Originally Posted by ghorrocks (Post 293612)
By the way - air at 500 m/s will probably be very compressible and you are currently running an incompressible model. It will converge easily but be totally wrong.

Yeah, I'm not going for accuracy currently, I'm just fiddling around with CFX so I can learn how to use it properly for a project in the near future.

Quote:

Originally Posted by ghorrocks (Post 293612)
What are you showing in the image? Draw a plane which cuts through the domain and draw vectors on that.

Sorry that it wasn't clear. The picture shows a plane that cuts right through the center of all of the domains (they're all rotated about the same point and axis). So, what you're seeing is the cross section of three cylinders. The vectors have been drawn onto this plane.

Quote:

Originally Posted by ghorrocks (Post 293612)
Is your mesh connected? If not this can cause havoc.

I'm not sure that I have. I created the 3 parts at once (made them as separate sketches, rotated them, froze them individually) and then when I got to the mesh creation stage I simply clicked on the 'generate surface mesh' and 'generate volume mesh' buttons. I thought this would mean there'd only be one mesh, therefore there wouldn't need to be any connections between meshes. Is this wrong? Does this actually create multiple meshes (or otherwise require me to still join meshes or domains)?

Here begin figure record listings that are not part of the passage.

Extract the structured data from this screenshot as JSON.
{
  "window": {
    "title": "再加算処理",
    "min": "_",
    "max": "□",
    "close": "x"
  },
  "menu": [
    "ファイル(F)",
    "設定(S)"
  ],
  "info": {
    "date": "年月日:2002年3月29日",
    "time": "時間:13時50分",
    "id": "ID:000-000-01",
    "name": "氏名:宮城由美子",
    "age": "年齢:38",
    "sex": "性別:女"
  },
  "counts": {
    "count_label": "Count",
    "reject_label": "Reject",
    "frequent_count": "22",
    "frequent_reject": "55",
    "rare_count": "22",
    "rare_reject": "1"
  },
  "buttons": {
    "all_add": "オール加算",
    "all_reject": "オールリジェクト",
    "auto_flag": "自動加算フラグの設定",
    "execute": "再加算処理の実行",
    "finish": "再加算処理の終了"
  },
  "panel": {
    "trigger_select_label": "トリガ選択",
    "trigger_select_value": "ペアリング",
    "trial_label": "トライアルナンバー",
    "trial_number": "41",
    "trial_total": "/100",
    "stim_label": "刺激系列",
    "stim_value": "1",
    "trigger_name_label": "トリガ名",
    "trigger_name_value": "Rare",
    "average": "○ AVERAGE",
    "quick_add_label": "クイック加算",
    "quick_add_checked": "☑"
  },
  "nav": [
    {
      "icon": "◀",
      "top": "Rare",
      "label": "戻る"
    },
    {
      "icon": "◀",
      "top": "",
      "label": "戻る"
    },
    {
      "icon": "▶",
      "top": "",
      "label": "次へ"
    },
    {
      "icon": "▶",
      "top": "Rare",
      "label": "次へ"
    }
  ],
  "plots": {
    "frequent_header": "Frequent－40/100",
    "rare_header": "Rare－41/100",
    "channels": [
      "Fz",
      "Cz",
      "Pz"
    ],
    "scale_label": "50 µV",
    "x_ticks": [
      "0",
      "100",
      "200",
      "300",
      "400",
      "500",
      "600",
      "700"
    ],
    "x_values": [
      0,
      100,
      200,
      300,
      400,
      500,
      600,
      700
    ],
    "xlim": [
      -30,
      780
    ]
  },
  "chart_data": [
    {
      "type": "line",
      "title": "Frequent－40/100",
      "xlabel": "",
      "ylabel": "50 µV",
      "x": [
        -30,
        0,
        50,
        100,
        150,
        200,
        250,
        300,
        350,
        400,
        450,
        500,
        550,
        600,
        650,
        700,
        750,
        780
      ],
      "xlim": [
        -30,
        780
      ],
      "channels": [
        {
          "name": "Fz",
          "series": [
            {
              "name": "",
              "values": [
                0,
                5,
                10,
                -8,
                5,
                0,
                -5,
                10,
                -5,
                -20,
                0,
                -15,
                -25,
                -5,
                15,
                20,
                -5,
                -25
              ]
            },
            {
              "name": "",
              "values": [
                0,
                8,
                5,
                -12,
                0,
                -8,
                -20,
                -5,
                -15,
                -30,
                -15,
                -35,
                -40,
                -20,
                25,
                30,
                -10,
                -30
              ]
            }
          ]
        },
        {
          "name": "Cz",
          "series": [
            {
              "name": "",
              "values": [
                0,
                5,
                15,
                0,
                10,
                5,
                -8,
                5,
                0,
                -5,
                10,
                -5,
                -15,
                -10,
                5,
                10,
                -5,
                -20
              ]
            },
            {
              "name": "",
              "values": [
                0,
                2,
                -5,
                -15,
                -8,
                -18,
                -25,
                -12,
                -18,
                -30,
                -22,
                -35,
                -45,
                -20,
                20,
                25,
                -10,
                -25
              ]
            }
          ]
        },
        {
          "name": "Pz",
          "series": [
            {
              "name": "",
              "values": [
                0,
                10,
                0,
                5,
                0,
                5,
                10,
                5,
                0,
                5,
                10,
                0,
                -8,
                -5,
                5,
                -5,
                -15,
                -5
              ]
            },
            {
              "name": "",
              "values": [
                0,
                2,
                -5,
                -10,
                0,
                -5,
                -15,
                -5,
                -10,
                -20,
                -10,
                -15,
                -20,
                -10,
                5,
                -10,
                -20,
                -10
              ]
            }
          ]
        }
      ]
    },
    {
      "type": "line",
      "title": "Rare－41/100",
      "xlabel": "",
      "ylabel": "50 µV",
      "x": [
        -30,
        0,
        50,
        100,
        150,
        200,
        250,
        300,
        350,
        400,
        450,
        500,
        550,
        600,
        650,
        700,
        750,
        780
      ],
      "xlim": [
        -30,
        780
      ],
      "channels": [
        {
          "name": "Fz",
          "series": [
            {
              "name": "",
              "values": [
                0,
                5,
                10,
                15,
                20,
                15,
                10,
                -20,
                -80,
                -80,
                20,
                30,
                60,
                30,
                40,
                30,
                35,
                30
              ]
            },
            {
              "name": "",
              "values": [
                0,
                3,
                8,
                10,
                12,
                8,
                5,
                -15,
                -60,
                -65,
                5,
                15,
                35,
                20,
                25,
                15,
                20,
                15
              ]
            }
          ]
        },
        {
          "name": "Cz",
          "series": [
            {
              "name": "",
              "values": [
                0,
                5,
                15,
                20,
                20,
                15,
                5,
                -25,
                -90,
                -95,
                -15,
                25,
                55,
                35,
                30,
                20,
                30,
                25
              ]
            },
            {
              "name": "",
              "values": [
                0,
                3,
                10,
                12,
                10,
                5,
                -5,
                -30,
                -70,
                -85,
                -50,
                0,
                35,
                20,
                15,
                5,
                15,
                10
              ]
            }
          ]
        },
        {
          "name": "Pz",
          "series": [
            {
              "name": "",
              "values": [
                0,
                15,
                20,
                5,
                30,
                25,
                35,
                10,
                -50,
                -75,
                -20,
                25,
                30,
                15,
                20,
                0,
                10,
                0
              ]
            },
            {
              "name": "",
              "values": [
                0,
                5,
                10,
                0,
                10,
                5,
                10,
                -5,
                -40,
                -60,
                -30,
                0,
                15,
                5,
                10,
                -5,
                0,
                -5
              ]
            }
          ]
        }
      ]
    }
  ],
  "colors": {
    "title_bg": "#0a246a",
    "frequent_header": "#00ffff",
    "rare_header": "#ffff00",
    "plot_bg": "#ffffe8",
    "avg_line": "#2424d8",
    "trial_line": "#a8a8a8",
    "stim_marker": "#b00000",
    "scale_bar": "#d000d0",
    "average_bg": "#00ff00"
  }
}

How do I connect the meshes? Using the domain interface tool? I tried it, but when I saved and moved on to solver, solver wouldn't load saying something about 'user input required'. I was sure to enter all of the values required in the domain interface settings (though I'm unsure of which region I should connect to the outlet).

I've included another picture (please forgive the horrible Paint job!). Hopefully that makes it a little more clear. It's only one quarter of the full revolution (as I said, I'm trying to use the symmetry boundary conditions to speed up the solution).

Thanks very much for taking time out to reply, I really appreciate it.

ghorrocks February 5, 2011 06:02

Your simulation is 2D, so model a small (maybe 5 degree) wedge with 1 element thickness. Again the answer is almost certainly not 2D but you already said you don't care about accuracy you just want it to run.

You have not connected the meshes correctly. Looks like a pretty basic mistake. Have you done the meshing tutorials? There are some on the ANSYS Community website.

Do not connect them with interfaces. Fix the mesh properly and you will not need interfaces.

MarkK February 5, 2011 06:30

Quote:

Originally Posted by ghorrocks (Post 293766)
Your simulation is 2D, so model a small (maybe 5 degree) wedge with 1 element thickness. Again the answer is almost certainly not 2D but you already said you don't care about accuracy you just want it to run.

You have not connected the meshes correctly. Looks like a pretty basic mistake. Have you done the meshing tutorials? There are some on the ANSYS Community website.

Do not connect them with interfaces. Fix the mesh properly and you will not need interfaces.

OK, I'll try that soon. I've done all of the tutorials in CFX; I never realised there were tutorials for meshing on the ANSYS website! Thanks very much for that, I'll go do them now.